Table of Contents

  1. Find Alleles from Amino Query Files
  2. Inputs
  3. Running the Script
  4. Usage
  5. Outputs

Find Alleles from Amino Query Files

This script performs BLAST analyses on an amino acid database prepared by allele_find against amino acid query sequences to find matching alleles. Updates allele database.

Inputs

  1. Amino acid query files in FASTA format. One query allele per file.
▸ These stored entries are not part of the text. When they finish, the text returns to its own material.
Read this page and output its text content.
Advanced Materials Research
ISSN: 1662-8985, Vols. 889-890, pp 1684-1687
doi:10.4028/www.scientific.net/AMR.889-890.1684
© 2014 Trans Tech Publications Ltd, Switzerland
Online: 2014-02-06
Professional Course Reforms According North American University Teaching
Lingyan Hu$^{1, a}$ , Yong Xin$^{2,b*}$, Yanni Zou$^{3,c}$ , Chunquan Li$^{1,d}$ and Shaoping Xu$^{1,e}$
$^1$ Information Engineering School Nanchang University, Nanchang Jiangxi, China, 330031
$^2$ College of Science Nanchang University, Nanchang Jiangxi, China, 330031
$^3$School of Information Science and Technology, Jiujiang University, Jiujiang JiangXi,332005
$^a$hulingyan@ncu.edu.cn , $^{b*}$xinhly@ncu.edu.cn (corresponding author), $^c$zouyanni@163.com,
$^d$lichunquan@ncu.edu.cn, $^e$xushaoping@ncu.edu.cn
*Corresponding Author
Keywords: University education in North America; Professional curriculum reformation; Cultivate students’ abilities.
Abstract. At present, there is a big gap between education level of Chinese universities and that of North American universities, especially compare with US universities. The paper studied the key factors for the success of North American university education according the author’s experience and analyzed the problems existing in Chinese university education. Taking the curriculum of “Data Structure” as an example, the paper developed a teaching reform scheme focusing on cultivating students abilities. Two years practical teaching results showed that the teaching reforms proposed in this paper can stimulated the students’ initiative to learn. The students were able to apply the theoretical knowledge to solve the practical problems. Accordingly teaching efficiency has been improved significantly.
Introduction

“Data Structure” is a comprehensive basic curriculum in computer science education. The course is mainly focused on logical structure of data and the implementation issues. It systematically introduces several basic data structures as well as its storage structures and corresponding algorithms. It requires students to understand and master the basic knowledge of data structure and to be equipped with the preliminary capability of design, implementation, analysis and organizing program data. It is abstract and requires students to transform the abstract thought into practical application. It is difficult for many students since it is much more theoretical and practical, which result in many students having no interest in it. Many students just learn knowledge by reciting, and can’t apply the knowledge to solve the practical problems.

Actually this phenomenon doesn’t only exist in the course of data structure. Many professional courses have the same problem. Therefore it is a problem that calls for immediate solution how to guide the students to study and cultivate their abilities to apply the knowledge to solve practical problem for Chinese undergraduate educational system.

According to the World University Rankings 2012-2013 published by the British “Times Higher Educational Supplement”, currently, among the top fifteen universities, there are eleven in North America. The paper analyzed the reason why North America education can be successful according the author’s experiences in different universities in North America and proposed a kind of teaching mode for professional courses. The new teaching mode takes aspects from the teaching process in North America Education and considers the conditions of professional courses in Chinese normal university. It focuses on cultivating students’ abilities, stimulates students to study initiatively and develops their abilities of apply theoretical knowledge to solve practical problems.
Note that the allele naming scheme must match the outputs from the previous scripts
  2. Amino acid allele database prepared by allele_translate_reduce or allele_find

Running the Script

stec.py aa_allele_find --aa_alleles /path/to/aa_allele_folder -r /path/to/output_folder -q /path/to/query_folder

An example with the amino acid alleles in the aa_alleles folder, the amino acid query files in the query folder, the desired reports folder reports, and a cutoff value of 100 (all in the current working directory):

stec.py aa_allele_find --aa_alleles aa_alleles -q query -r reports -c 100

Usage

usage: stec.py aa_allele_find [-h] [-version] [-v verbosity]
                              [--aa_alleles aa_alleles] [-r report_path]
                              [-q query_path] [-c cutoff]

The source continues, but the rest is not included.